Abdurrahman Kıroğlu

Dilimiz ve edebiyatımızda önemli bir yer tutan kalem hakkında benden birkaç kelam dinlemiştiniz. Kısa bir dönemde çok sular aktı köprülerin altından. Yazmaya başlasaydı kalemler, kelamlar aleminde bir seçkiyle uğraşmamız gerekirdi. Belki de yazmaya başlayan kalemler var bizden çok uzaklarda. Öyleyse ocak ayında bismillah diyerek başladığım yazıya gönderme olsun birkaç cümle. Altı kalem kategorisi yapmıştım kendimce. Kurşun kalemler, tahta kalemleri, tükenmez kalemler, mekanik kalemler, pilot kalemler ve dolma kalemler.

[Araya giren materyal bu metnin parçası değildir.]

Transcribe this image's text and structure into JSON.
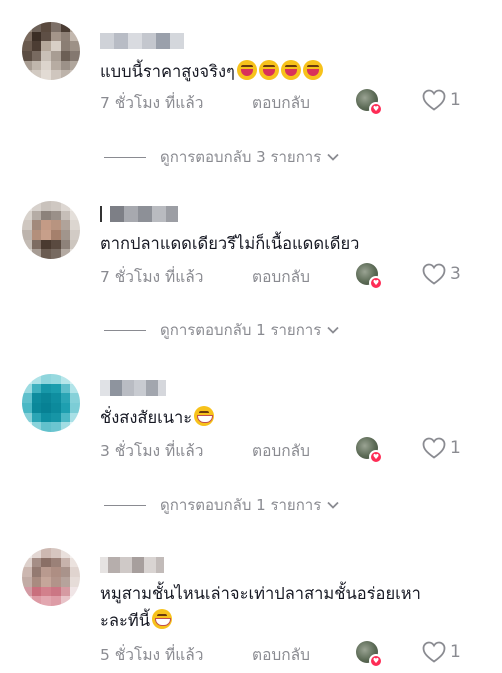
{
  "comments": [
    {
      "text": "แบบนี้ราคาสูงจริงๆ",
      "emoji": [
        "laughing-emoji",
        "laughing-emoji",
        "laughing-emoji",
        "laughing-emoji"
      ],
      "time": "7 ชั่วโมง ที่แล้ว",
      "reply_label": "ตอบกลับ",
      "likes": "1",
      "view_replies": "ดูการตอบกลับ 3 รายการ"
    },
    {
      "text": "ตากปลาแดดเดียวรึไม่ก็เนื้อแดดเดียว",
      "emoji": [],
      "time": "7 ชั่วโมง ที่แล้ว",
      "reply_label": "ตอบกลับ",
      "likes": "3",
      "view_replies": "ดูการตอบกลับ 1 รายการ"
    },
    {
      "text": "ชั่งสงสัยเนาะ",
      "emoji": [
        "grinning-emoji"
      ],
      "time": "3 ชั่วโมง ที่แล้ว",
      "reply_label": "ตอบกลับ",
      "likes": "1",
      "view_replies": "ดูการตอบกลับ 1 รายการ"
    },
    {
      "text_line1": "หมูสามชั้นไหนเล่าจะเท่าปลาสามชั้นอร่อยเหา",
      "text_line2": "ะละทีนี้",
      "emoji": [
        "grinning-emoji"
      ],
      "time": "5 ชั่วโมง ที่แล้ว",
      "reply_label": "ตอบกลับ",
      "likes": "1"
    }
  ],
  "colors": {
    "secondary_text": "#8a8b91",
    "primary_text": "#161823",
    "like_badge": "#fe2c55"
  }
}
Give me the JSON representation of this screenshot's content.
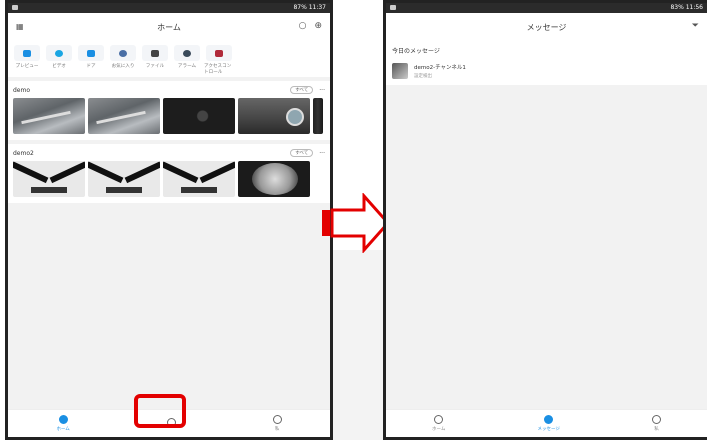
{
  "left": {
    "status": {
      "time": "11:37",
      "battery": "87%"
    },
    "header": {
      "title": "ホーム"
    },
    "shortcuts": [
      {
        "label": "プレビュー",
        "color": "#1a8fe3"
      },
      {
        "label": "ビデオ",
        "color": "#1aa6e3"
      },
      {
        "label": "ドア",
        "color": "#1a8fe3"
      },
      {
        "label": "お気に入り",
        "color": "#4a6fa5"
      },
      {
        "label": "ファイル",
        "color": "#444444"
      },
      {
        "label": "アラーム",
        "color": "#3a4a5a"
      },
      {
        "label": "アクセスコントロール",
        "color": "#b02a3a"
      }
    ],
    "groups": [
      {
        "name": "demo",
        "more_label": "すべて"
      },
      {
        "name": "demo2",
        "more_label": "すべて"
      }
    ],
    "nav": [
      {
        "label": "ホーム",
        "active": true
      },
      {
        "label": "",
        "active": false
      },
      {
        "label": "私",
        "active": false
      }
    ]
  },
  "right": {
    "status": {
      "time": "11:56",
      "battery": "83%"
    },
    "header": {
      "title": "メッセージ"
    },
    "section_title": "今日のメッセージ",
    "messages": [
      {
        "title": "demo2-チャンネル1",
        "subtitle": "設定検出"
      }
    ],
    "nav": [
      {
        "label": "ホーム",
        "active": false
      },
      {
        "label": "メッセージ",
        "active": true
      },
      {
        "label": "私",
        "active": false
      }
    ]
  }
}
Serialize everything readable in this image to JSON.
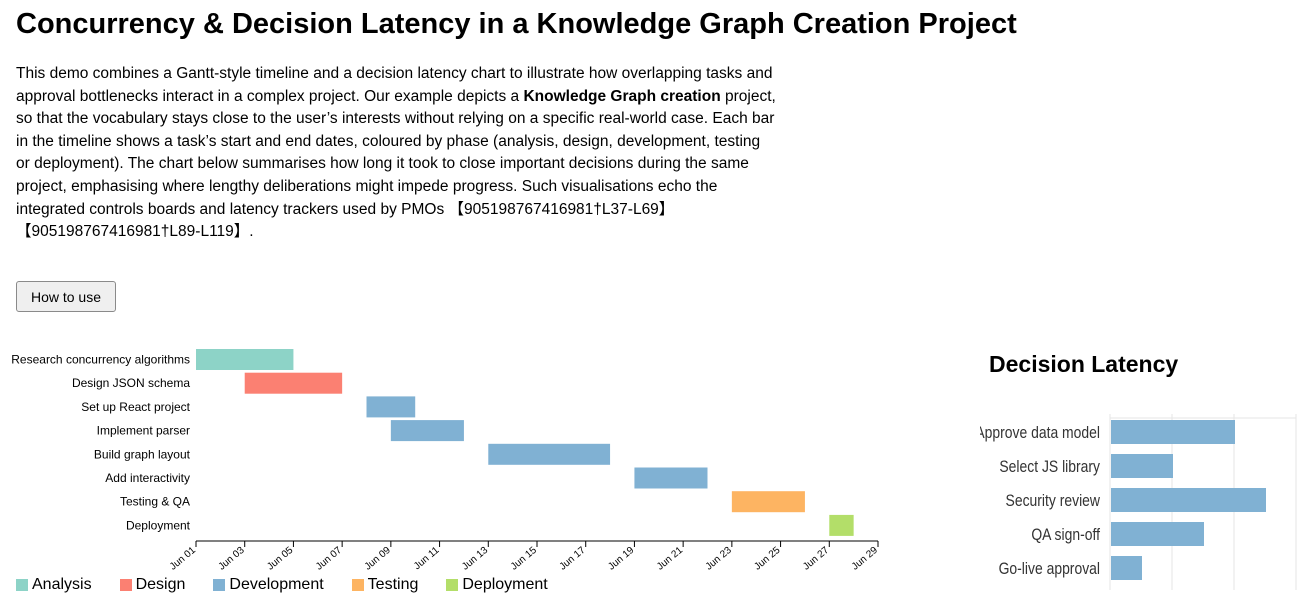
{
  "page": {
    "title": "Concurrency & Decision Latency in a Knowledge Graph Creation Project",
    "intro_part1": "This demo combines a Gantt-style timeline and a decision latency chart to illustrate how overlapping tasks and approval bottlenecks interact in a complex project. Our example depicts a ",
    "intro_bold": "Knowledge Graph creation",
    "intro_part2": " project, so that the vocabulary stays close to the user’s interests without relying on a specific real-world case. Each bar in the timeline shows a task’s start and end dates, coloured by phase (analysis, design, development, testing or deployment). The chart below summarises how long it took to close important decisions during the same project, emphasising where lengthy deliberations might impede progress. Such visualisations echo the integrated controls boards and latency trackers used by PMOs 【905198767416981†L37-L69】 【905198767416981†L89-L119】.",
    "help_button_label": "How to use",
    "latency_title": "Decision Latency"
  },
  "colors": {
    "Analysis": "#8dd3c7",
    "Design": "#fb8072",
    "Development": "#80b1d3",
    "Testing": "#fdb462",
    "Deployment": "#b3de69"
  },
  "legend": [
    "Analysis",
    "Design",
    "Development",
    "Testing",
    "Deployment"
  ],
  "chart_data": [
    {
      "type": "bar",
      "chart_kind": "gantt",
      "x_axis": "date",
      "x_ticks": [
        "Jun 01",
        "Jun 03",
        "Jun 05",
        "Jun 07",
        "Jun 09",
        "Jun 11",
        "Jun 13",
        "Jun 15",
        "Jun 17",
        "Jun 19",
        "Jun 21",
        "Jun 23",
        "Jun 25",
        "Jun 27",
        "Jun 29"
      ],
      "xlim": [
        "Jun 01",
        "Jun 29"
      ],
      "tasks": [
        {
          "name": "Research concurrency algorithms",
          "phase": "Analysis",
          "start": "Jun 01",
          "end": "Jun 05"
        },
        {
          "name": "Design JSON schema",
          "phase": "Design",
          "start": "Jun 03",
          "end": "Jun 07"
        },
        {
          "name": "Set up React project",
          "phase": "Development",
          "start": "Jun 08",
          "end": "Jun 10"
        },
        {
          "name": "Implement parser",
          "phase": "Development",
          "start": "Jun 09",
          "end": "Jun 12"
        },
        {
          "name": "Build graph layout",
          "phase": "Development",
          "start": "Jun 13",
          "end": "Jun 18"
        },
        {
          "name": "Add interactivity",
          "phase": "Development",
          "start": "Jun 19",
          "end": "Jun 22"
        },
        {
          "name": "Testing & QA",
          "phase": "Testing",
          "start": "Jun 23",
          "end": "Jun 26"
        },
        {
          "name": "Deployment",
          "phase": "Deployment",
          "start": "Jun 27",
          "end": "Jun 28"
        }
      ]
    },
    {
      "type": "bar",
      "orientation": "horizontal",
      "title": "Decision Latency",
      "categories": [
        "Approve data model",
        "Select JS library",
        "Security review",
        "QA sign-off",
        "Go-live approval"
      ],
      "values": [
        4,
        2,
        5,
        3,
        1
      ],
      "xlim": [
        0,
        6
      ],
      "grid": true,
      "color": "#80b1d3"
    }
  ]
}
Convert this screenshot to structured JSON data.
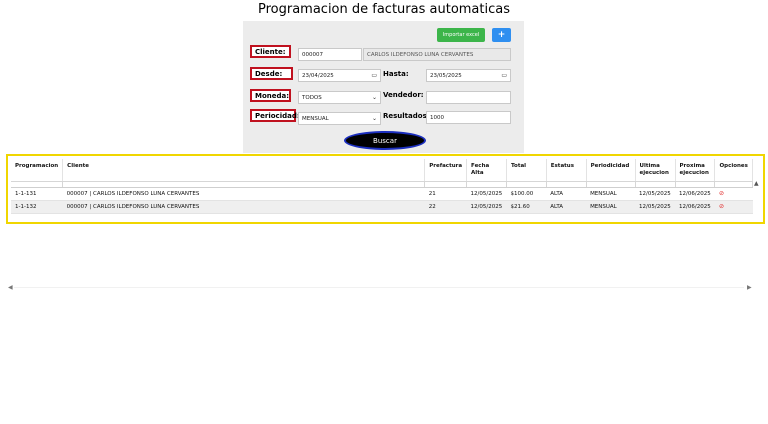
{
  "page": {
    "title": "Programacion de facturas automaticas"
  },
  "toolbar": {
    "import_label": "Importar excel",
    "add_label": "+"
  },
  "form": {
    "cliente_label": "Cliente:",
    "cliente_code": "000007",
    "cliente_name": "CARLOS ILDEFONSO LUNA CERVANTES",
    "desde_label": "Desde:",
    "desde_value": "23/04/2025",
    "hasta_label": "Hasta:",
    "hasta_value": "23/05/2025",
    "moneda_label": "Moneda:",
    "moneda_value": "TODOS",
    "vendedor_label": "Vendedor:",
    "vendedor_value": "",
    "periodicidad_label": "Periocidad:",
    "periodicidad_value": "MENSUAL",
    "resultados_label": "Resultados:",
    "resultados_value": "1000",
    "search_label": "Buscar"
  },
  "table": {
    "headers": [
      "Programacion",
      "Cliente",
      "Prefactura",
      "Fecha Alta",
      "Total",
      "Estatus",
      "Periodicidad",
      "Ultima ejecucion",
      "Proxima ejecucion",
      "Opciones"
    ],
    "rows": [
      [
        "1-1-131",
        "000007 | CARLOS ILDEFONSO LUNA CERVANTES",
        "21",
        "12/05/2025",
        "$100.00",
        "ALTA",
        "MENSUAL",
        "12/05/2025",
        "12/06/2025"
      ],
      [
        "1-1-132",
        "000007 | CARLOS ILDEFONSO LUNA CERVANTES",
        "22",
        "12/05/2025",
        "$21.60",
        "ALTA",
        "MENSUAL",
        "12/05/2025",
        "12/06/2025"
      ]
    ]
  },
  "icons": {
    "option_icon": "cancel-icon",
    "option_color": "#e02b2b"
  },
  "colors": {
    "import_btn": "#3cb54a",
    "add_btn": "#2f8ff0",
    "label_border": "#c0111f",
    "table_frame": "#f0d600"
  }
}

Bu yazımda kategori ayrımı olmaksızın tüm kalem sahiplerine hitap etmek istiyorum.  Atıl yahut işler bir kalem olmak herkesin kendi yüreğindedir. Nasıl ki eline kalem alan herkes kalem kullanıcısı olamaz, kalem kullanan herkes de yazdıklarını ortaya çıkarmaya cesaret edemez. Kalbimiz tüm bedenimize kan pompalamaya devam ettikçe onu işler bir kalp olarak sayarız. Kalbe izafe edilen yürek ise kelime olarak vücuda kan pompalama ile bağlantılı değildir. Daha çok başkalarının kalbine bir ülfet pompalamasıyla bilinir. Yüreği güzel dedikleri kişi aslında yüreğindekini güzelce ifade edebilendir. Laf dağılmadan konuya dönelim. Kalem sahiplerinin yüreklerini dinlemeli ve kalpler arası köprülerin temelini atmalıdır. Bazı sular derin olmayabilir. Bazı mevsimlerde köprüye ihtiyaç duyulmadığı bile zannedilebilir. Hatta nehri geçmek istemeyen bir kişi için köprüler gereksiz bile olabilir. Ama nehri geçmek isteyen birisi için hava gibi, su gibi bir ihtiyaç da olabilir.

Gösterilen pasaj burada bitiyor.